Skin Cancer: Survival Breakthroughs, but Disease on the Rise
This may be good news for sunbathers but the report from Cancer Research UK (CRUK) says the incidence of malignant melanoma is still on the increase and is the second most prevalent cancer among young people.
One survivor, who was diagnosed with malignant melanoma in 2006 at the age of 26, has been cancer-free for seven years, thanks to early diagnosis and treatment.
Caroline Begg, from Glasgow, discovered a mole on her shoulder “didn’t look right” and went to her GP to get it examined.
She was immediately referred to the dermatology department at Glasgow Hospital and a biopsy revealed she had the early stages of malignant melanoma.
“I was shocked,” said Caroline, now 33 and a mum-of-two. “I was angry at myself as I’d been a regular sunbed user. It was pure vanity.”
Caroline had used a tanning salon two or three times a week since the age of 17, including before holidays in the sun and even in winter.
“To be honest I was tanned most of the year round,” she said. When sunbathing abroad, Caroline admitted she would never use a sunscreen higher than SPF 15, in case it prevented her from tanning.
She was not aware of the risk of skin cancer from her excessive exposure to DNA-damaging UVA rays. Sunbeds can emit UVA radiation that is 10–15 times stronger than those from the midday sun and are the most likely cause of skin cancer, according to CRUK.
Fair-skinned and with 50 to 100 moles, Caroline was in the higher-risk category.
She said the tanning salon had no warnings about the dangers of sunbed overuse.
Since 2010, the Sunbeds Act prohibits under-18s from using sunbeds.
In Caroline’s case, she had no warning symptoms except for noticing a change in the appearance of a less than 1mm sized mole.
“I was so lucky. Surgery removed all of the cancer cells. With skin cancer it is about diagnosing it early because it can spread.
“Now I am the most cautious person in the sun and would never ever use a sunbed. I would urge everyone to take care so they don’t have to go through the trauma I did.”
CRUK’s report, released on July 22nd, shows that the survival rate ten years after treatment has increased to 80 per cent for men and almost 90 per cent for women in Scotland.

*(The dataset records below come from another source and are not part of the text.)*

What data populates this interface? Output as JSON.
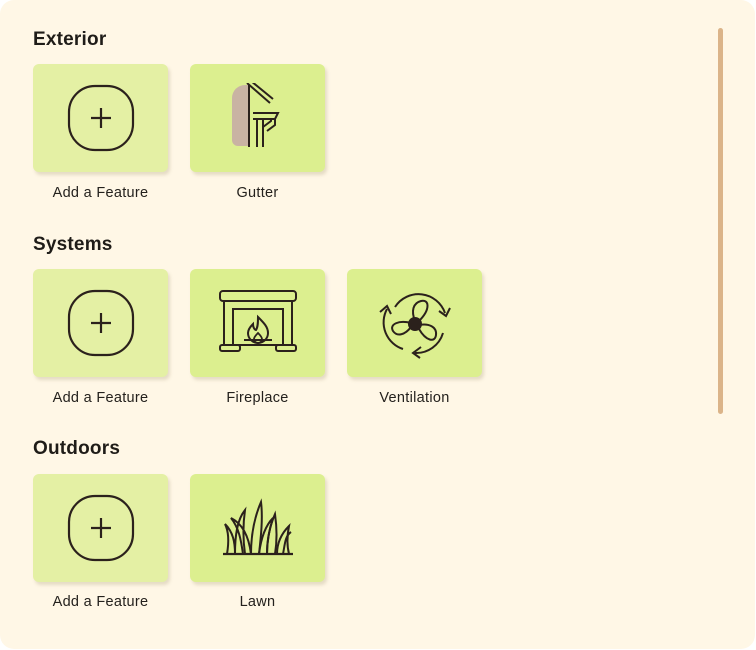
{
  "sections": [
    {
      "title": "Exterior",
      "tiles": [
        {
          "label": "Add a Feature",
          "icon": "plus-circle-icon"
        },
        {
          "label": "Gutter",
          "icon": "gutter-icon"
        }
      ]
    },
    {
      "title": "Systems",
      "tiles": [
        {
          "label": "Add a Feature",
          "icon": "plus-circle-icon"
        },
        {
          "label": "Fireplace",
          "icon": "fireplace-icon"
        },
        {
          "label": "Ventilation",
          "icon": "ventilation-fan-icon"
        }
      ]
    },
    {
      "title": "Outdoors",
      "tiles": [
        {
          "label": "Add a Feature",
          "icon": "plus-circle-icon"
        },
        {
          "label": "Lawn",
          "icon": "lawn-grass-icon"
        }
      ]
    }
  ],
  "colors": {
    "background": "#fff7e6",
    "tile": "#dcef8f",
    "add_tile": "#e4f0a4",
    "icon_stroke": "#2b211c",
    "scrollbar": "#dbb489"
  }
}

“Forty years ago, only around half of those diagnosed with skin cancer were surviving, so eight out of 10 is a massive improvement.” said professor Richard Marais, director of the CRUK Paterson Institute for Cancer Research based at the University of Manchester, in a statement.
“More and more people are beating skin cancer but we can’t stop there and we need to develop better treatments for the two out of 10 where things don’t look so good.”
In Scotland, about 1,200 people are diagnosed with malignant melanoma every year, and the UK has nearly 13,000 new cases per year.
CRUK is calling on the public to “Beat Cancer Sooner” by getting involved in taking “one million actions” against cancer over the summer.